Authentication

Every request to the Geopera API carries a Bearer token in the Authorization header:

Authorization: Bearer <token>

There are two ways to get one — an OAuth2 / OIDC flow for human users and service clients, and an API key for machine-to-machine integrations. Both resolve to a principal with a set of scopes, and every operation checks the scope it needs before running.

OAuth2 / OIDC token endpoint

The platform exposes a standards-compliant OpenID Connect token endpoint, so most OAuth2 client libraries and existing geospatial tooling work without modification:

POST https://api.geopera.com/realms/public/protocol/openid-connect/token
Content-Type: application/x-www-form-urlencoded

Tokens are short-lived JWTs (5 minutes), with a longer-lived refresh token (30 minutes). The discovery document, JWKS, userinfo, introspect, revoke, and logout endpoints live under the same /realms/public/protocol/openid-connect/ base.

Grant: password

Exchange a user’s credentials for a token:

bash
curl -X POST https://api.geopera.com/realms/public/protocol/openid-connect/token \
  -d grant_type=password \
  -d username='[email protected]' \
  -d password='••••••••'

Grant: client_credentials (machine-to-machine)

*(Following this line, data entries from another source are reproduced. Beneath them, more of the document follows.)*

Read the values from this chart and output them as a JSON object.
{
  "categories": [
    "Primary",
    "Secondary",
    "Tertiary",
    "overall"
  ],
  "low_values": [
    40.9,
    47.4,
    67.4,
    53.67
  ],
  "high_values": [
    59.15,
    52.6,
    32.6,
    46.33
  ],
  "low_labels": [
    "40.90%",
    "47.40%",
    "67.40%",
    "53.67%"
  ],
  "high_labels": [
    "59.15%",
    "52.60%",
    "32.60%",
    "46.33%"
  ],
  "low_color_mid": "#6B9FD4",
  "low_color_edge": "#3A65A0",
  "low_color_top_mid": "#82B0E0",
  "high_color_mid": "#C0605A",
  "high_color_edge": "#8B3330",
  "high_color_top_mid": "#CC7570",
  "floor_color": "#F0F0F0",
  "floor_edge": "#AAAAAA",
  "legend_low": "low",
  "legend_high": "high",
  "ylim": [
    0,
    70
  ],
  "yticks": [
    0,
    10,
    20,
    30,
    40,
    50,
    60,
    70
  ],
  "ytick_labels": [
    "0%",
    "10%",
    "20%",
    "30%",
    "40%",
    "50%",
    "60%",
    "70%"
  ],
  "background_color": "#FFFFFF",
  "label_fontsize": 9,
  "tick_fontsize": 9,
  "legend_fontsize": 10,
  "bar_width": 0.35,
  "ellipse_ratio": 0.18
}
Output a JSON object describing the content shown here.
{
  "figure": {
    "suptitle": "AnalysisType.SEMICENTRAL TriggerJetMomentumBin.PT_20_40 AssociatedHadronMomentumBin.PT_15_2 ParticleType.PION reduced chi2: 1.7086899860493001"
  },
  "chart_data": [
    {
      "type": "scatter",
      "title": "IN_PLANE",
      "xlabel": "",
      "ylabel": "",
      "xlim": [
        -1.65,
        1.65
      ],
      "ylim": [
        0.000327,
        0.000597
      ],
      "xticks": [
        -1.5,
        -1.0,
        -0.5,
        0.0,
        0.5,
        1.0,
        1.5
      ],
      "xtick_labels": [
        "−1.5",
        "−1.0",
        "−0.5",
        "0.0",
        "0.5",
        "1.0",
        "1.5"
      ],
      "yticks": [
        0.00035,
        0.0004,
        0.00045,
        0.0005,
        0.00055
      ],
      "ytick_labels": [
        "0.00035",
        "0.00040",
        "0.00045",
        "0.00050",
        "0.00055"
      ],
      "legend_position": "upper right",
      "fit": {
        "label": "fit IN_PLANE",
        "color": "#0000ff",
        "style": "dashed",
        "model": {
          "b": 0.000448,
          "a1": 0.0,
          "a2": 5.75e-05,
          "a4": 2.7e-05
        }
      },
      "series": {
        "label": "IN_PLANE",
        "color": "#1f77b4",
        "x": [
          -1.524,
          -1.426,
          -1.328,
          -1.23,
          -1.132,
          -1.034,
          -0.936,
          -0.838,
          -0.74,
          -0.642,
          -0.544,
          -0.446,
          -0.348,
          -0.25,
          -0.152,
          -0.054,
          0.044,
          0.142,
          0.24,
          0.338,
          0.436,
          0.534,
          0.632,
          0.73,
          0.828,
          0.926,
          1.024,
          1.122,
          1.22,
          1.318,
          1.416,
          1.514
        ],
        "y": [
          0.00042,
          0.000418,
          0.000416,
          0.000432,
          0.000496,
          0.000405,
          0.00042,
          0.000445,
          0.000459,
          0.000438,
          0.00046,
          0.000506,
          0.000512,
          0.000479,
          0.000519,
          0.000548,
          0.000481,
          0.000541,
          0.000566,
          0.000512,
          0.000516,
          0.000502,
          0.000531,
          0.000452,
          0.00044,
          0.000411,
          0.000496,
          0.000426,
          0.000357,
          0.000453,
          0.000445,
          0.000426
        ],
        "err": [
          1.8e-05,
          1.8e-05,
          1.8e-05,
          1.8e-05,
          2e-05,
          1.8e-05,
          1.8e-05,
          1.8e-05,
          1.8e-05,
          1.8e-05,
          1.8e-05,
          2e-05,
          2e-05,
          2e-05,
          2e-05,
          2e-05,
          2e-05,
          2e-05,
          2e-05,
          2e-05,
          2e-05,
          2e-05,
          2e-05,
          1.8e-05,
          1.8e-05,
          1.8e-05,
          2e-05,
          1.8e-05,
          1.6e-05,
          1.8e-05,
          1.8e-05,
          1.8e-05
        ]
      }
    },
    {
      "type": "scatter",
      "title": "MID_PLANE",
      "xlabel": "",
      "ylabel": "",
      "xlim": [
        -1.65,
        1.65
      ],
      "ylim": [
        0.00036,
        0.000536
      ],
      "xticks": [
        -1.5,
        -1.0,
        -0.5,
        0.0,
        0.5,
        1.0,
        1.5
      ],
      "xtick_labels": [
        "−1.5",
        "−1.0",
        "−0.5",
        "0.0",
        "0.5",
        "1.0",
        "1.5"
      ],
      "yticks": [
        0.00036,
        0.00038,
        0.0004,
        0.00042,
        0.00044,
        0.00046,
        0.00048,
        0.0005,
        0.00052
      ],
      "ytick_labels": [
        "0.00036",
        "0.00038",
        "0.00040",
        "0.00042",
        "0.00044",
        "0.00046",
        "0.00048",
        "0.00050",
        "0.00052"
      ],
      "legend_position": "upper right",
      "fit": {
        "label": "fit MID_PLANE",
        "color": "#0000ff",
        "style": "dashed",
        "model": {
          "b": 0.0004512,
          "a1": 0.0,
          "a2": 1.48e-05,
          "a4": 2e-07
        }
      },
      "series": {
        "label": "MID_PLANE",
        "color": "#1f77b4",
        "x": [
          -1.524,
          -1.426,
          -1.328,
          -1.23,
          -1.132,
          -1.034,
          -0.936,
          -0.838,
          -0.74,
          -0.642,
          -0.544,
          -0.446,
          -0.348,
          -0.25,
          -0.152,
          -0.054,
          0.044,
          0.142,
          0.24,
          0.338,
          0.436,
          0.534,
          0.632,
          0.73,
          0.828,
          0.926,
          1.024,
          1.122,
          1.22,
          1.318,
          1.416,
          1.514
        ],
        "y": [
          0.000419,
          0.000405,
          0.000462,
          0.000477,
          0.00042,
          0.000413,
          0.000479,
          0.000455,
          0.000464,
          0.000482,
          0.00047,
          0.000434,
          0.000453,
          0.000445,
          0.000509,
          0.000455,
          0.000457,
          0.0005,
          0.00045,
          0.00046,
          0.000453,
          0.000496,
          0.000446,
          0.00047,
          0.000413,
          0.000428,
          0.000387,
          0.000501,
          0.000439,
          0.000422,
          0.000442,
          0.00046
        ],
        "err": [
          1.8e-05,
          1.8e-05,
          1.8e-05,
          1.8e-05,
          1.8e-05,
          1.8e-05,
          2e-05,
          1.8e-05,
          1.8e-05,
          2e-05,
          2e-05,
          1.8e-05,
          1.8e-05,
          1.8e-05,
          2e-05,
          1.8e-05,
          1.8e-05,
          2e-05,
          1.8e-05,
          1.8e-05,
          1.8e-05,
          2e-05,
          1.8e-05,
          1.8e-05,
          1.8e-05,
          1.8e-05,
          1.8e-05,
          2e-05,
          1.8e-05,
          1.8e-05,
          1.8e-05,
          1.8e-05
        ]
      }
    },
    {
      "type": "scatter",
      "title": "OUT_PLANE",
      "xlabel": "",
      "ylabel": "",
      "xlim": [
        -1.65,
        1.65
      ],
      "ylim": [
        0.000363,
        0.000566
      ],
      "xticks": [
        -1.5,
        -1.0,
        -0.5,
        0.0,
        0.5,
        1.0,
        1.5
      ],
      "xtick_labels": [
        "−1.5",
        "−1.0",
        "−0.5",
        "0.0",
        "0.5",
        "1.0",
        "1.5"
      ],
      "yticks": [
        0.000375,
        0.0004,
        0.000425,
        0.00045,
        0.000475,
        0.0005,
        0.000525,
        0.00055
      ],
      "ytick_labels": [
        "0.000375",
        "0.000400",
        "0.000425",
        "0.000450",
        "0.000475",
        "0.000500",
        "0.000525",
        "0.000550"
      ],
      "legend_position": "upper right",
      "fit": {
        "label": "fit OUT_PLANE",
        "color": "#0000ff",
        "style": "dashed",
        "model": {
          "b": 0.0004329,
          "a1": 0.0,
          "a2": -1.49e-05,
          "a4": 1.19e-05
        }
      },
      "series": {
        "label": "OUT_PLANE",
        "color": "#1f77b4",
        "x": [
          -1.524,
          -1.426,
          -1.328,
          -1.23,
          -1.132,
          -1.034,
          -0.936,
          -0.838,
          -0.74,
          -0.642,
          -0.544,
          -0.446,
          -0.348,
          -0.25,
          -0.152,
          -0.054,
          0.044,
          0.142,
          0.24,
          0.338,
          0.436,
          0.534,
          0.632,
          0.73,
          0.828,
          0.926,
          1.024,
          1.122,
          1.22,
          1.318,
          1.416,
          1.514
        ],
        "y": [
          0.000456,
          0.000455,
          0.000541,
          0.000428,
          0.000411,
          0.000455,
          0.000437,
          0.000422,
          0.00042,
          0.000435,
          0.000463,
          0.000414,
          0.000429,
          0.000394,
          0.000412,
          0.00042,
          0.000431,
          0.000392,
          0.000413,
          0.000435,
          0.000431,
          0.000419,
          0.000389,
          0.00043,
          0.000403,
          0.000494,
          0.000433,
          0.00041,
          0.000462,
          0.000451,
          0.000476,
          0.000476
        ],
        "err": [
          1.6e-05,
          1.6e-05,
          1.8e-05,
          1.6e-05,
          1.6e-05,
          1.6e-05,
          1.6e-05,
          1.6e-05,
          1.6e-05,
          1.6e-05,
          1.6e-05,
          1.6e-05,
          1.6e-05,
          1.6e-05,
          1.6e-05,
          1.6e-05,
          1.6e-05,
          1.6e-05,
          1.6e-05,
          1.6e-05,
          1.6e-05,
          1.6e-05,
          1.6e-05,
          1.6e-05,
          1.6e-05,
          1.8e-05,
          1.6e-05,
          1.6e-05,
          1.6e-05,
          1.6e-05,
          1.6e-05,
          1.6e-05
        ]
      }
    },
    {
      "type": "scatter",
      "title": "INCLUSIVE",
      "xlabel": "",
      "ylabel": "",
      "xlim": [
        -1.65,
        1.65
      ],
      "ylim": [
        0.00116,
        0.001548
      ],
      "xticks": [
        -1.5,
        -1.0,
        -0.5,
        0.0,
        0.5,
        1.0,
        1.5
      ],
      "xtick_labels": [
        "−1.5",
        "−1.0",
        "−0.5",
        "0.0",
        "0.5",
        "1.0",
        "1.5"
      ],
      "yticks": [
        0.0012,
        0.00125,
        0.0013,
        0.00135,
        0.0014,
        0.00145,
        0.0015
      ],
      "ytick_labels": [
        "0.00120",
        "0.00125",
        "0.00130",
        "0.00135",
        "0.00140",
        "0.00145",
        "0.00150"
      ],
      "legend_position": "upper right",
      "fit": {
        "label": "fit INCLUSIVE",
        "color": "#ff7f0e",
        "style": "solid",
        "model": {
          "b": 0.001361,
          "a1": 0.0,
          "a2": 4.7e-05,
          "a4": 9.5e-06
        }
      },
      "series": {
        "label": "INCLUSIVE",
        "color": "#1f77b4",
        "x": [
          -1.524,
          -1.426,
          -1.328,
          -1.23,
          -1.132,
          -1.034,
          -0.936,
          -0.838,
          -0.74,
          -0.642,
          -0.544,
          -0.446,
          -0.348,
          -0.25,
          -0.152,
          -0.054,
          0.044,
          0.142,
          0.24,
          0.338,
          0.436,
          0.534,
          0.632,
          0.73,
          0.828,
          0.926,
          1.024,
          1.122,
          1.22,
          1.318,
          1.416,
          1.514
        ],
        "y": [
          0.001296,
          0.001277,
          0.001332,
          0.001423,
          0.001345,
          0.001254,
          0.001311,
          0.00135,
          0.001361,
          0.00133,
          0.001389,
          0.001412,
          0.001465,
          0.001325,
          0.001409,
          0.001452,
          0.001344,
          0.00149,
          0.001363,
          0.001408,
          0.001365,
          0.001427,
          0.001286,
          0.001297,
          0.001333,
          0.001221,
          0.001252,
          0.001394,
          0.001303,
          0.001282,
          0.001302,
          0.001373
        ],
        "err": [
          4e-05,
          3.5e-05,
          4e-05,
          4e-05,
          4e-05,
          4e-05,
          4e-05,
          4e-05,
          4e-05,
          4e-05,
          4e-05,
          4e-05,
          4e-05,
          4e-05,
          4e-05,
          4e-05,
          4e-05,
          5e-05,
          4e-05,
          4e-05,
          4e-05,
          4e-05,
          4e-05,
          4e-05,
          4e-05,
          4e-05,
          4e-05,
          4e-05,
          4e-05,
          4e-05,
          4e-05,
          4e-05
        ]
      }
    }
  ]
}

Exchange an API key (as the client secret) for a token — the right flow for backend services and automation:

bash
curl -X POST https://api.geopera.com/realms/public/protocol/openid-connect/token \
  -d grant_type=client_credentials \
  -d client_id=geopera \
  -d client_secret='<your-api-key>'

Grant: refresh_token

Exchange a refresh token for a fresh access token without re-sending credentials:

bash
curl -X POST https://api.geopera.com/realms/public/protocol/openid-connect/token \
  -d grant_type=refresh_token \
  -d refresh_token='<refresh-token>'

Token response

json
{
  "access_token": "eyJhbGciOiJIUzI1Ni
...",
  "token_type": "Bearer",
  "expires_in": 300,
  "refresh_token": "...",
  "refresh_expires_in": 1800,
  "scope": "..."
}

API keys

API keys are issued per organization and are ideal for integrations that act on behalf of the organization rather than a single user. An organization administrator creates a key with the api_keys.create operation; the key is shown once at creation time — store it securely.

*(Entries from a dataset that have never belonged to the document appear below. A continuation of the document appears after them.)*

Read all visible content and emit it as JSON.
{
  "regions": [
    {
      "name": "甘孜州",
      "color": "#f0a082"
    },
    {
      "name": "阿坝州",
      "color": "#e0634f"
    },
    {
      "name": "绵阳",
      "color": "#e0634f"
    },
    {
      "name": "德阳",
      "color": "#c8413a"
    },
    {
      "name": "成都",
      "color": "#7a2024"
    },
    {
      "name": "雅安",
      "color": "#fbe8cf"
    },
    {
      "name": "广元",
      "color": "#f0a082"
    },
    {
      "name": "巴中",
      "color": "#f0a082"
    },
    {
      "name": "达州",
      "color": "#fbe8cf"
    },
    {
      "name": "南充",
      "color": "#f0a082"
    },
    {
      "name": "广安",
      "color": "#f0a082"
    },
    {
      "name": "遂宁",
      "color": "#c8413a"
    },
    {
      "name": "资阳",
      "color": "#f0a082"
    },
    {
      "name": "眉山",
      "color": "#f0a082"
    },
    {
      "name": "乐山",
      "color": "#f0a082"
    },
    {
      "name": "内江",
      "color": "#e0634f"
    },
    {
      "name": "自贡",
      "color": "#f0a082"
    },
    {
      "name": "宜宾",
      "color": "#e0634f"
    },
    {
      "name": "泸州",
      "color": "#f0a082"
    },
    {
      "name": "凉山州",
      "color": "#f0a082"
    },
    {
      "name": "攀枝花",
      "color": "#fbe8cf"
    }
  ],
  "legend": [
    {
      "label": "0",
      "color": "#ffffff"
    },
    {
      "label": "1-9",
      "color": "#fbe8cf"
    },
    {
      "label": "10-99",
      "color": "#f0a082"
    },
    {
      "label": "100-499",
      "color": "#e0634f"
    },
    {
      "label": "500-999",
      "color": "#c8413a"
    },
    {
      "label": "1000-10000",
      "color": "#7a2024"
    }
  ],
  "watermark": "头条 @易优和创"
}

A key can be presented two ways:

  • As the client_secret in the client_credentials grant above (recommended — you get a short-lived JWT back), or
  • Directly as a Bearer token / X-API-Key header for SDK and tooling conventions.

Each key carries a permission set (read / write / process) that maps to the scopes its requests are allowed to use. Keys can be revoked at any time with api_keys.revoke.

Scopes

Authorization is expressed in a single currency: resource:action scopes. Each operation declares the one scope it requires, and the check runs identically no matter how the operation is invoked. Examples:

ScopeGrants
catalog:readSearch the imagery catalog
orders:read / orders:writeView / place and manage orders
items:read / items:writeRead / create, update, delete STAC items & assets
processing:processCreate and dispatch processing jobs
billing:read / billing:writeView balance & history / top up, manage payment methods
uploads:writeUpload bring-your-own data
shares:writeCreate and revoke share links

A wildcard form is honoured where appropriate: items:* grants every action on items, and *:read grants the read action across resources. The Operations Reference lists the exact scope each operation requires.

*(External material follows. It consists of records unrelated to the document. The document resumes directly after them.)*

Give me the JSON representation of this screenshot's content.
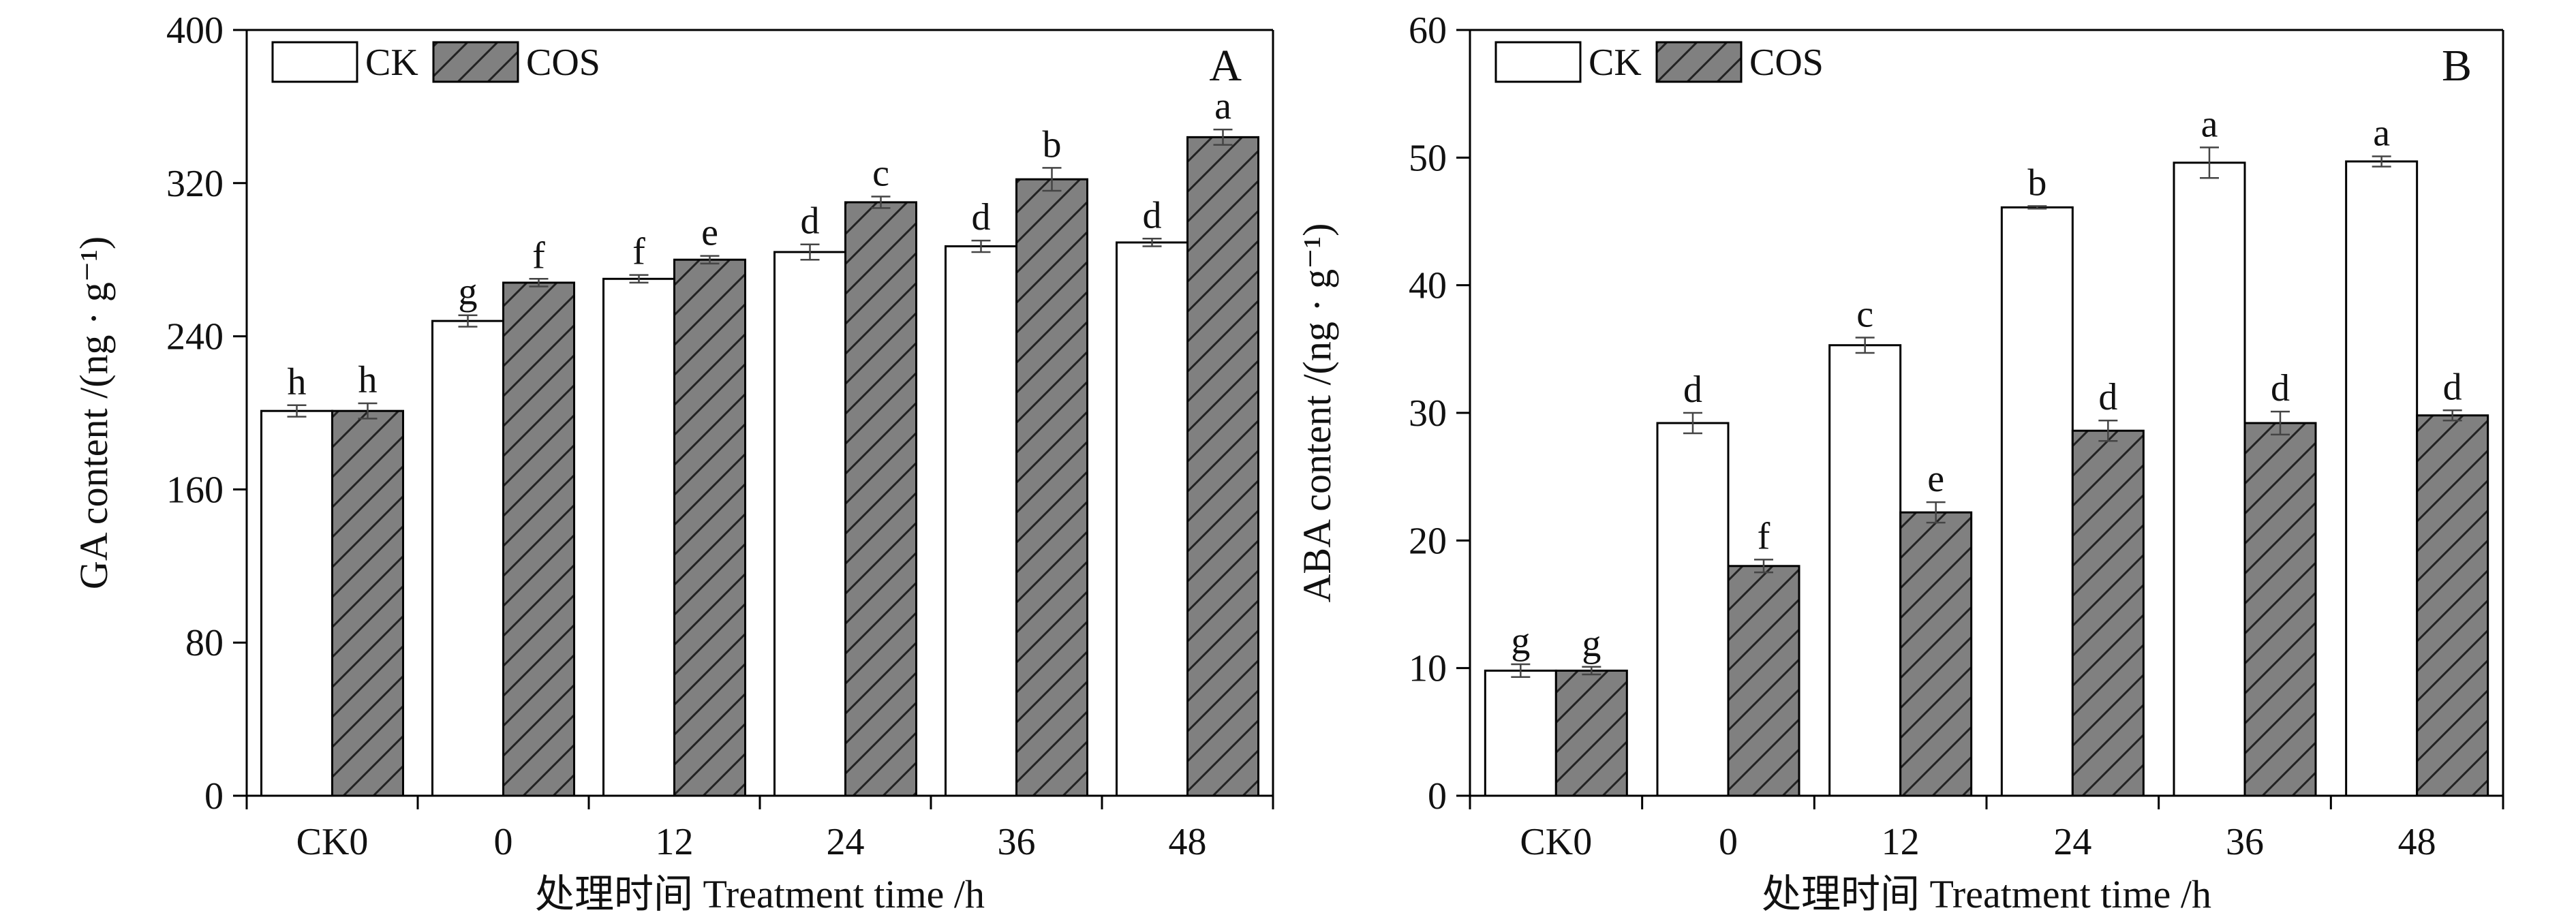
{
  "chart_data": [
    {
      "type": "bar",
      "panel_letter": "A",
      "categories": [
        "CK0",
        "0",
        "12",
        "24",
        "36",
        "48"
      ],
      "series": [
        {
          "name": "CK",
          "values": [
            201,
            248,
            270,
            284,
            287,
            289
          ],
          "errors": [
            3,
            3,
            2,
            4,
            3,
            2
          ],
          "labels": [
            "h",
            "g",
            "f",
            "d",
            "d",
            "d"
          ]
        },
        {
          "name": "COS",
          "values": [
            201,
            268,
            280,
            310,
            322,
            344
          ],
          "errors": [
            4,
            2,
            2,
            3,
            6,
            4
          ],
          "labels": [
            "h",
            "f",
            "e",
            "c",
            "b",
            "a"
          ]
        }
      ],
      "xlabel": "处理时间 Treatment time /h",
      "ylabel": "GA content /(ng · g⁻¹)",
      "yticks": [
        0,
        80,
        160,
        240,
        320,
        400
      ],
      "ylim": [
        0,
        400
      ],
      "legend": "top-left",
      "grid": false
    },
    {
      "type": "bar",
      "panel_letter": "B",
      "categories": [
        "CK0",
        "0",
        "12",
        "24",
        "36",
        "48"
      ],
      "series": [
        {
          "name": "CK",
          "values": [
            9.8,
            29.2,
            35.3,
            46.1,
            49.6,
            49.7
          ],
          "errors": [
            0.5,
            0.8,
            0.6,
            0.1,
            1.2,
            0.4
          ],
          "labels": [
            "g",
            "d",
            "c",
            "b",
            "a",
            "a"
          ]
        },
        {
          "name": "COS",
          "values": [
            9.8,
            18.0,
            22.2,
            28.6,
            29.2,
            29.8
          ],
          "errors": [
            0.3,
            0.5,
            0.8,
            0.8,
            0.9,
            0.4
          ],
          "labels": [
            "g",
            "f",
            "e",
            "d",
            "d",
            "d"
          ]
        }
      ],
      "xlabel": "处理时间 Treatment time /h",
      "ylabel": "ABA content /(ng · g⁻¹)",
      "yticks": [
        0,
        10,
        20,
        30,
        40,
        50,
        60
      ],
      "ylim": [
        0,
        60
      ],
      "legend": "top-left",
      "grid": false
    }
  ],
  "colors": {
    "ck_fill": "#ffffff",
    "cos_fill": "#808080",
    "stroke": "#000000"
  }
}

Scope is the coarse gate. Within an operation, fine-grained ownership is still enforced — e.g. you can only read items in projects your organization is a member of, regardless of holding items:read.

Principals

Every authenticated request resolves to a principal of one kind. The kind determines how scopes are derived:

KindUsed byAuthority
humanA logged-in user (OIDC password grant)The self-serve scope set for the user’s organization
api_keyAn organization API keyThe key’s read / write / process permissions
serviceInternal/system callersFull trust (not customer-facing)
workerProcessing workersA narrow, job-bound scope — register their own job’s outputs and nothing else

All actions are attributed to a principal, and every write is recorded with its principal for audit and provenance.

Errors

  • 401 Unauthenticated — missing or invalid token.
  • 403 Forbidden — authenticated, but the principal lacks the operation’s scope.

Both are returned as application/problem+json.